Luke had just started in his work. He explained to Tim how to do it, and remained with him till it was done.
"I'll come again to-morrow, Tim," he said. "I will get you well started, for I want to make it easy for you."
Tim was by no means a model boy, but he was warm-hearted, and he was touched by Luke's generous treatment.
"I say, Luke," he exclaimed, "I don't want to take your job. Say the word, and I'll tell mother and the squire I don't want it."
"No, Tim, it's your duty to help your mother. Take it and do your best."
On his way home Luke chanced to meet the squire, walking in his usual dignified manner toward the bank, of which he was president.

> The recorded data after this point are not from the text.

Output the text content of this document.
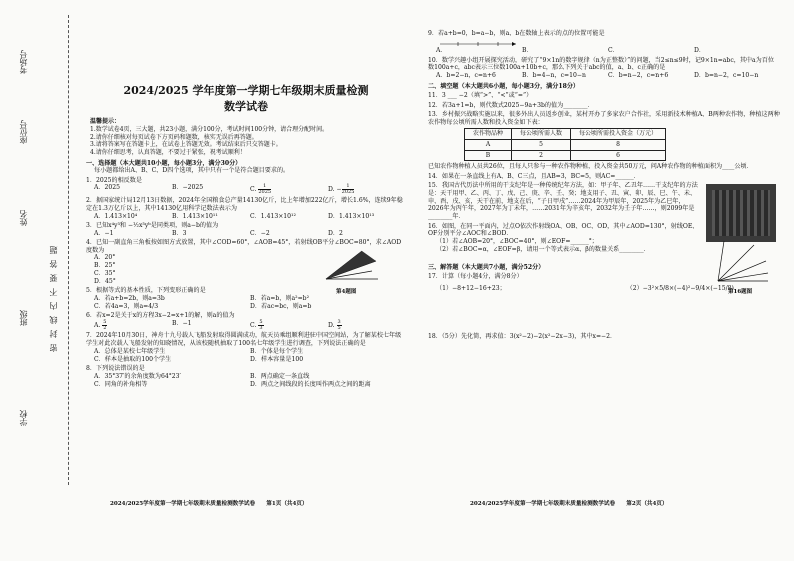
学校
班级
姓名
座位号
考场号
密封线内不要答题
2024/2025 学年度第一学期七年级期末质量检测
数学试卷
温馨提示：
1.数学试卷4页，三大题，共23小题，满分100分，考试时间100分钟，请合理分配时间。
2.请你仔细核对每页试卷下方页码和题数，核实无误后再答题。
3.请将答案写在答题卡上，在试卷上答题无效。考试结束后只交答题卡。
4.请你仔细思考，认真答题，不要过于紧张，祝考试顺利！
一、选择题（本大题共10小题，每小题3分，满分30分）
每小题都给出A、B、C、D四个选项，其中只有一个是符合题目要求的。
1．2025的相反数是
A．2025	B．−2025	C. $\frac{1}{2025}$	D. − $\frac{1}{2025}$
2．据国家统计局12月13日数据，2024年全国粮食总产量14130亿斤，比上年增加222亿斤，增长1.6%，连续9年稳定在1.3万亿斤以上，其中14130亿用科学记数法表示为
A．1.413×10⁴	B．1.413×10¹¹	C．1.413×10¹²	D．1.413×10¹³
3．已知x⁴y³和 −½x³yᵇ是同类项，则a−b的值为
A．−1	B．3	C．−2	D．2
4．已知一副直角三角板按如图方式放置，其中∠COD=60°，∠AOB=45°，若射线OB平分∠BOC=80°，求∠AOD度数为
A．20°
B．25°
C．35°
D．45°
第4题图
5．根据等式的基本性质，下列变形正确的是
A．若a+b=2b，则a=3b	B．若a=b，则a²=b²
C．若4a=3，则a=4/3	D．若ac=bc，则a=b
6．若x=2是关于x的方程3x−2=x+1的解，则a的值为
A. $\frac{5}{2}$	B．−1	C. $\frac{5}{3}$	D. $\frac{3}{5}$
7．2024年10月30日，神舟十九号载人飞船发射取得圆满成功，航天员乘组顺利进驻中国空间站，为了解某校七年级学生对此次载人飞船发射的知晓情况，从该校随机抽取了100名七年级学生进行调查，下列说法正确的是
A．总体是某校七年级学生	B．个体是每个学生
C．样本是抽取的100个学生	D．样本容量是100
8．下列说法错误的是
A．35°37′的余角度数为64°23′	B．两点确定一条直线
C．同角的补角相等	D．两点之间线段的长度叫作两点之间的距离
9．若a+b=0，b=a−b，则a、b在数轴上表示的点的位置可能是
A．	B．	C．	D．
10．数学兴趣小组开展探究活动，研究了“9×1n的数字规律（n为正整数）”的问题，当2≤n≤9时，记9×1n=abc，其中a为百位数100a+c，abc表示三位数100a+10b+c，那么下列关于abc的值，a、b、c正确的是
A．b=2−n，c=n+6	B．b=4−n，c=10−n	C．b=n−2，c=n+6	D．b=n−2，c=10−n
二、填空题（本大题共6小题，每小题3分，满分18分）
11．3 ___ −2（填“>”、“<”或“=”）
12．若3a+1=b，则代数式2025−9a+3b的值为________．
13．乡村振兴战略实施以来，很多外出人员返乡创业，某村开办了多家农户合作社，采用新技术种植A、B两种农作物，种植这两种农作物每公顷所需人数和投入资金如下表：
农作物品种	每公顷所需人数	每公顷所需投入资金（万元）
A	5	8
B	2	6
已知农作物种植人员共26位，且每人只参与一种农作物种植，投入资金共50万元，问A种农作物的种植面积为____公顷．
14．如果在一条直线上有A、B、C三点，且AB=3，BC=5，则AC=______．
15．我国古代历法中所用的干支纪年是一种传统纪年方法，如：甲子年、乙丑年……干支纪年的方法是：天干用甲、乙、丙、丁、戊、己、庚、辛、壬、癸；地支用子、丑、寅、卯、辰、巳、午、未、申、酉、戌、亥，天干在前，地支在后，“子日甲戌”……2024年为甲辰年，2025年为乙巳年，2026年为丙午年，2027年为丁未年，……2031年为辛亥年，2032年为壬子年……，则2099年是________年．
16．如图，在同一平面内，过点O依次作射线OA、OB、OC、OD，其中∠AOD=130°，射线OE、OF分别平分∠AOC和∠BOD．
（1）若∠AOB=20°，∠BOC=40°，则∠EOF=______°；
（2）若∠BOC=α，∠EOF=β，请用一个等式表示α、β的数量关系________．
第16题图
三、解答题（本大题共7小题，满分52分）
17．计算（每小题4分，满分8分）
（1）−8+12−16+23；	（2）−3²×5/8×(−4)²−9/4×(−15/8)．
18．（5分）先化简，再求值：3(x²−2)−2(x²−2x−3)，其中x=−2．
2024/2025学年度第一学期七年级期末质量检测数学试卷　　第1页（共4页）	2024/2025学年度第一学期七年级期末质量检测数学试卷　　第2页（共4页）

"Squire Duncan," he said, walking up to him in a manly way, "I would like to speak a word to you."
"Say on, young man."
"Tim Flanagan handed me a note from you this morning ordering me to turn over my duties as janitor to him."
"I have done so, but I wish to ask you if I have been removed on account of any complaints that my work was not well done?"
"I have heard no complaints," answered the squire. "I appointed
Timothy in your place because I approved of rotation in office.
It won't do any good for you to make a fuss about it."
"I don't intend to make a fuss, Squire Duncan," said Luke, proudly. "I merely wished to know if there were any charges against me."
"There are none."
"Then I am satisfied. Good morning, sir."
"Stay, young man. Is Timothy at the schoolhouse?"
"Yes, sir. I gave him some instruction about the work, and promised to go over to-morrow to help him."
Squire Duncan was rather relieved to find that Luke did not propose to make any fuss. His motive, as has already been stated, was a political one. He wished to ingratiate himself with Irish voters and obtain an election as representative; not that he cared so much for this office, except as a stepping-stone to something higher.
Luke turned his steps homeward. He dreaded communicating the news to his mother, for he knew that it would depress her, as it had him. However, it must be known sooner or later, and he must not shrink from telling her.
"Mother," he said, as he entered the room where she was sewing, "I have lost my job as janitor."
"I expected you would, Luke," said his mother, soberly.
"Who told you?" asked Luke, in surprise.
"Melinda Sprague was here yesterday and told me Tim Flanagan was to have it."
"Miss Sprague seems to know everything that is going on."
"Yes, she usually hears everything. Have you lost the place already?"
"Tim brought me a note this morning from Squire Duncan informing me that I was removed and he was put in my place."
"It is going to be a serious loss to us, Luke," said Mrs. Larkin, gravely.
"Yes, mother, but I am sure something will turn up in its place."
Luke spoke confidently, but it was a confidence he by no means felt.
"It is a sad thing to be so poor as we are," said Mrs. Larkin, with a sigh.
"It is very inconvenient, mother, but we ought to be glad that we have perfect health. I am young and strong, and I am sure I can find some other way of earning a dollar a week."
"At any rate, we will hope so, Luke."
Luke went to bed early that night. The next morning, as they were sitting at breakfast, Melinda Sprague rushed into the house and sank into a chair, out of breath.
"Have you heard the news?"
"No. What is it?"
"The bank has been robbed! A box of United States bonds has been taken, amounting to thirty or forty thousand dollars!"
Luke and his mother listened in amazement.